Еще одна сильная сторона Эйфмана-хореографа — умение блестяще пересказывать сложные темы языком танца, не прибегая к помощи пантомимы. Его лексика (впору уже создавать "Энциклопедию языка Эйфмана" по аналогии со "Словарем языка Пушкина") легко узнаваема, отменно иллюстративна и отлично комбинируема. Даже неподготовленный зритель, не очень близко знакомый с балетом и побаивающийся его за "непонятность и абстрактность", будет полностью удовлетворен ясностью и конкретностью танцевального изложения Бориса Эйфмана.
Вот доктор Дик Дайвер, он излечивает своих многочисленных пациентов методом наложения рук: достаточно проделать несколько пластических манипуляций на головах пациентов, как они мгновенно просветляются. В вариации, раскрывающей образ талантливого психиатра (исполняется во врачебном халате), лейтмотивом становится вознесенная ввысь рука с указующим перстом. Каждый культурный человек поймет эту пластическую цитату как символ врачебного всемогущества. Вот Николь Уоррен, у нее опущена голова, безвольно повисли руки, стопы завернуты внутрь, а во время танца она еще и кусает доктора за руку: сразу видно — психическая. Вот отец Николь, весь в черном, его крадущаяся пластика выдает змея-искусителя, зеленые банкноты, которые тот сует в руку Дайвера, догадку подтверждают. Психическая деструкция героев подчеркивается и сценографией. Как только на пол проецируются световые пятна, а на заднике поднимаются створки, открывая черные кабинки, сразу понимаешь, что мы волей хореографа словно оказались в черепной коробке персонажа (как в фильме "Быть Джоном Малковичем") и наблюдаем за его страданиями изнутри. Духовность (и бездуховность) сконцентрированы в дуэтах, которые составлены с максимальной вариативностью: мужчина с женщиной, мужчина с мужчиной, женщина с женщиной, две женщины с одним мужчиной и двое мужчин с одной женщиной.
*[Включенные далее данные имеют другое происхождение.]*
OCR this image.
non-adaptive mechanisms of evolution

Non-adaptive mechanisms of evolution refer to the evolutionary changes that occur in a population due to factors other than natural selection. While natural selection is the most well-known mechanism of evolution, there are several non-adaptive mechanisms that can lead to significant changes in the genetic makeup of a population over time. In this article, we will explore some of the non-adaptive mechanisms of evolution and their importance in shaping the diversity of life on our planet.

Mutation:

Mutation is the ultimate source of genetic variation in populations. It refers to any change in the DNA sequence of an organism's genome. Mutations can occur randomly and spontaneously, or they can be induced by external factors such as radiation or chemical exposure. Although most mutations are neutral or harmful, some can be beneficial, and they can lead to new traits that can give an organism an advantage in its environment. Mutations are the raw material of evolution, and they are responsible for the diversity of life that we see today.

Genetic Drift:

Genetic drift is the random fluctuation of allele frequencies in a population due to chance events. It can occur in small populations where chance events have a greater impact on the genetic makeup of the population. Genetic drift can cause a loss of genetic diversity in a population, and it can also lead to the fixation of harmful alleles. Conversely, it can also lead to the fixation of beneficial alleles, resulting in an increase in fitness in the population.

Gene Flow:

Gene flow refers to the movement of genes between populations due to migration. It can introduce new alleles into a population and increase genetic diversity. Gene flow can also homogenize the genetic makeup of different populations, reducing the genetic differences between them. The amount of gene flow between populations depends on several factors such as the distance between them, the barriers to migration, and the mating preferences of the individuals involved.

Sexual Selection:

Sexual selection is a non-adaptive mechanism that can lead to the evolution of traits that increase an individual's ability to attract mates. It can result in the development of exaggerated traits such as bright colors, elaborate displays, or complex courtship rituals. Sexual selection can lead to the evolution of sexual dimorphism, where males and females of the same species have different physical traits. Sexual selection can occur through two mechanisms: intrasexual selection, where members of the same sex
Если танцуется глубокое непонимание, то один из участников оттаптывает ногами все части тела партнера. Когда речь идет о счастливом единении душ, телес и сердец, одного из участников композиции высоко подбрасывают или он от счастья широко раскрывает ноги на поперечный шпагат, когда его держат за талию. Кордебалет (каждое появление в новых превосходных костюмах от Ольги Шаишмелашвили, всех выходов не меньше семи) создает атмосферу, в которую помещены главные герои. Танцовщики труппы, в совершенстве владеющие авторской пластикой господина Эйфмана, с азартом отплясывающие фокстрот и джаз, водят безумные хороводы в сумасшедшем доме, свингуют на вечеринках золотой молодежи, преображаются в элегантный высший свет с чопорными манерами или в безумную толпу кинофанатов.
Лицо позднего Эйфмана все чаще озаряется лукавой улыбкой: практически в каждом спектакле последних лет есть комические эпизоды, разряжающие напряженность действия. Не стал исключением и "Up&Down": сцена съемки картины "Клеопатра" представляет прелестный киношарж. Заодно господин Эйфман милостиво дал студентам Санкт-Петербургского университета кино и телевидения (мастерская Сергея Овчарова) счастливую возможность приобщиться к творчеству живого классика хореографии: они совершенно безвозмездно, из любви к искусству, сняли и смонтировали очаровательный и ужасно смешной "фильм в балете" в стилистике михалковской "Рабы любви".